I munched some melon and watched him watch me until he chivalrously leapt past my defenses.
That’s a terrible sentence, I know, and terribly out of vogue. But sometimes it takes a snake-charmer to finagle past walls erected by necessity rather than choice. Even if the walls were partly erected by him.
He and I share chemistry and a long and storied past. He can make me laugh and love as no one meeting me now ever could.
This time he switched out our eyeglasses and sang a silly scatting song about the switch. Slipping an arm around my waist, he danced me to the daybed. Limbs and mouths entangled and–long before I could relax into the long line of his muscles, the pillow of his smooth warm skin–untangled again.
Afterward I tied my dress back on, calmly reapplying lipstick while he watched, not entirely idly. Maybe even peeked at his phone. He began to talk of his family, then trailed off when I offered no prompts. My silence took will power. Long ago it’d been established I would not become part of his clan nor would he meet my own.
He said a few lovely things I pretended not to hear because now I was angry. Angrier still for being angry. What was the point of our by-the-numbers folly? I already knew everything I needed to know about us.

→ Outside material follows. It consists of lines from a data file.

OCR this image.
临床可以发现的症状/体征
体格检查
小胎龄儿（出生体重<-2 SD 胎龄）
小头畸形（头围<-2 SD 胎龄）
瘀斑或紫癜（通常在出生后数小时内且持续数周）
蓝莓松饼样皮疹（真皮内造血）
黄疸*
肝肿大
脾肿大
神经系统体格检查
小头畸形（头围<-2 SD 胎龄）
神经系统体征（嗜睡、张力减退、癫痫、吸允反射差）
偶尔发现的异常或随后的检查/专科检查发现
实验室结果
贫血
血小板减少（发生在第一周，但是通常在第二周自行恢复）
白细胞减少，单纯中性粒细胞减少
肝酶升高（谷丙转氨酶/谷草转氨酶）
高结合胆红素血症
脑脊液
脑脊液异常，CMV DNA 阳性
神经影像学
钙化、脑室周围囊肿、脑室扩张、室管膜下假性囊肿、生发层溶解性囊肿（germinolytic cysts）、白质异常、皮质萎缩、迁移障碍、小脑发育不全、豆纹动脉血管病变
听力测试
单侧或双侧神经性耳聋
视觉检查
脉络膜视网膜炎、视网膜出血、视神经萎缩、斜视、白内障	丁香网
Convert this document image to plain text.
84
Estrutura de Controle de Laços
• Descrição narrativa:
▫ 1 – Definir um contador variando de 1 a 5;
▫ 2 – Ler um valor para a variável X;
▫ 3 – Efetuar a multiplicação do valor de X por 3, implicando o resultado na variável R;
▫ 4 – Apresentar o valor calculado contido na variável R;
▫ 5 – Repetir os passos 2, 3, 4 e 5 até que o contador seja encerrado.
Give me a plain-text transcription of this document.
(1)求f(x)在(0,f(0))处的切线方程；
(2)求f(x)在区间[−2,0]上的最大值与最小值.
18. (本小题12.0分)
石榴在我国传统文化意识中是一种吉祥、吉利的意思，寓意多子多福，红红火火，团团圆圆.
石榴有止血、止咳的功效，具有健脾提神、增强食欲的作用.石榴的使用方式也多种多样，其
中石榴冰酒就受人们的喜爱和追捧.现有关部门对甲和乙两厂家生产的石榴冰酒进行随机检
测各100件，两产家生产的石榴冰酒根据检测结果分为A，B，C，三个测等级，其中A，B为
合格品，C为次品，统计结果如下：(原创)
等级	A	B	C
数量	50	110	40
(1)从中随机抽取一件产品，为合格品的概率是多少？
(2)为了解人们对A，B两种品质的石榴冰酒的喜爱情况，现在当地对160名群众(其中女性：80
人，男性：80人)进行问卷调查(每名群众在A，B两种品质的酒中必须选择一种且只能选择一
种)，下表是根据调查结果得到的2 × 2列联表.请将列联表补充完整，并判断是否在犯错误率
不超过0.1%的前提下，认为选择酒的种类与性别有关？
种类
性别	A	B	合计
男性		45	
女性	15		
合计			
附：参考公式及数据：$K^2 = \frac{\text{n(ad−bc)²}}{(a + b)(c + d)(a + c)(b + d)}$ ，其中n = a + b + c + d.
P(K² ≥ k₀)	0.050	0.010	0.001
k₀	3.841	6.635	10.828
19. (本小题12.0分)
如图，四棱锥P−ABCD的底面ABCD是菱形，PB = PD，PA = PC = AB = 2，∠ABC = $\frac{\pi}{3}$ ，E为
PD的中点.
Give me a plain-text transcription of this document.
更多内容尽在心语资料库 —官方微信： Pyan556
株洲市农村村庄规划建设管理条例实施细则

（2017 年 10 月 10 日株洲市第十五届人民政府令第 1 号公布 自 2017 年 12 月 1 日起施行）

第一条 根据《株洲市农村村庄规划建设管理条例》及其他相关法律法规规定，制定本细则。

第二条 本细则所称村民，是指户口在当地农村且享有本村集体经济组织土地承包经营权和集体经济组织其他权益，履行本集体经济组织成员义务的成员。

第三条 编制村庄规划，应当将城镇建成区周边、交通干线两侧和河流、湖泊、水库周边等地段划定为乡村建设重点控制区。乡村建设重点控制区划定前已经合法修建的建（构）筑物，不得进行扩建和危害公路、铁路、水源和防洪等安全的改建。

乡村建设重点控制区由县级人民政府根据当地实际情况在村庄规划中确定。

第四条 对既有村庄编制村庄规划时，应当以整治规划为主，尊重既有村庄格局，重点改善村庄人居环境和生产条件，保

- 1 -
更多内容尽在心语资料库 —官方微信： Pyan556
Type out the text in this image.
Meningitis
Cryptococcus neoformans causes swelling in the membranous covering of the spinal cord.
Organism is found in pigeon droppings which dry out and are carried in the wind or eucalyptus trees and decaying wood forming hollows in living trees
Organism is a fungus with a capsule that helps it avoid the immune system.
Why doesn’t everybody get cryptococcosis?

Everything except where to place this tomato-red longing, I suppose.
When I finished arranging myself, I asked where he was taking me for Sunday lunch. He nodded, just as calmly. He knew the drill as well as I did.
We strode across the park, not exactly touching. Two warring parties in a temporary truce. I ordered three courses at an outdoor Italian cafe that had seen better days.
Ensalata di prosciutto. Frutti di mare. Meatballs with a glass of wine.
My lover is a sober vegetarian.
While he paid the bill, I texted a neighbor. Not someone I knew well, just someone clever and local. When he returned I smiled too brightly and said I had somewhere to be now that it was true. He looked at me for a long moment, not saying as many things as I wasn’t saying.
We walked two blocks together, freed from the falsehood of a future. Admired a garden in the park, greeted a favorite tree. I slipped my hand into his and he squeezed back. “Hey sweety,” he said in his mellifluous low voice, rumbling all the way from his chest.
Then I pulled his ear to my mouth. “I still love you,” I whispered because I could not stop myself. He winced.
A block after we parted ways, my neighbor met me with clever cocktails—pear liqueur and champagne, the precipice of fall and summer in a bottle. She and I sprawled on the grass with her little dog and cups produced from her bag, all the ingredients for easy delight. But that wince kept swimming before my eyes, my whispered confession drowning out her clever words. Later, when the sun had dropped and I’d drunk more than I nearly ever did, I spied her purse hiding in the grass as we stood to walk away.
It was three days before I wanted to wear red again, this time for something having to do with a client and Mars’ big-dick drive. Wincing the way I’d been trying to forget my lover had winced, I ran through my rolodex of that evening and saw the glasses abandoned in stubby city grass.
It couldn’t be, it couldn’t be, I thought, racing down to the park as a martini mom might hasten after a child left behind in a bar.
Christ, my love of things knows no bounds.
Somehow the glasses were still where I’d left them. Intact with nary a scratch. I buffed them out, put them on with a satisfaction as great as if the interlude itself had been erased.
No one else may have wanted them, but I did. Desperately.